Hüzün

High cirrus like gauze, and
a stern November sky.

Helix of little black birds
climbing the grey stained
minarets
of Suleymaniye.

~

Girls in plaid skirts and stockings
smoking, flirting behind the mosque.

Women in headscarves curled on the floor.
Reading, laughing, whispering their stories.


Stories I wonder about from outside.

~

Gypsy boys descend the aqueduct in bare feet.

The copper workers in their shop,
the smelt of fire and hammer’s bell-song.

The timber masons in their studio,
the saws whirring, sawdust in their hair.

A hearth on the floor and smouldering coal;
the dark eyes of bakery boys.

~

Alleyways traversed by laundry.
Homes crumbling from within.

Family posed in windows:
old women in the kitchen, old

men in the parlor. Children up-

stairs, watching pirated television.
Lovers bicker in the bathroom.

In the yard, skinny chickens and a pregnant goose.

~

Istanbul smells of high school football games.
Hot dogs, popcorn; coffee, hot chocolate.
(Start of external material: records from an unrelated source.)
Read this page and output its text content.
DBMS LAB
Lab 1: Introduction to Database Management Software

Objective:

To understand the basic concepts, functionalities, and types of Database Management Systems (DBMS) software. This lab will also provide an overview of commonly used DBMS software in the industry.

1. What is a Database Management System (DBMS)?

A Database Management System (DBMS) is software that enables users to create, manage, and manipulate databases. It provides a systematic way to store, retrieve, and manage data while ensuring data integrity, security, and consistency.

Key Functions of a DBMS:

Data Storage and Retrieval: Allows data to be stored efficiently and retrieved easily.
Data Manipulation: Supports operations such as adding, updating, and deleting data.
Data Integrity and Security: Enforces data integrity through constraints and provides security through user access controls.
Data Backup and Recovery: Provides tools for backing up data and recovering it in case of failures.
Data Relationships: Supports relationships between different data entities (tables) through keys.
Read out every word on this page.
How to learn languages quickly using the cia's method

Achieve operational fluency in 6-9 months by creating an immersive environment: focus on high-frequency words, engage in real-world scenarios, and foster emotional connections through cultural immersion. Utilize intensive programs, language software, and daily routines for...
Istanbul smells new like lemon blossoms.
Like Granada and grace.
Like Greece and grief.

Istanbul smells like twenty million springs
and all the long winters to come.

~

What does that even mean?

~

It means there are women
whose lives in full - desire,
failure, hope and heartbreak -
have been these streets entire.

They remember the bare foot gypsy boy
who snuck them into copper lairs
and the woodsmith harems.

They remember a time when these
streets were bigger. When they
contained the mystery of the world.

~

Walking alone through the courtyard, watching the birds,
listening to the wind in the plane trees.

Listening to the girls smoke
and the old women pray.

Trying to hear their stories over the
roar of copper workers and carpenters,

beyond the smell of the infinite past.
Looking high up, watching the birds scatter and fall.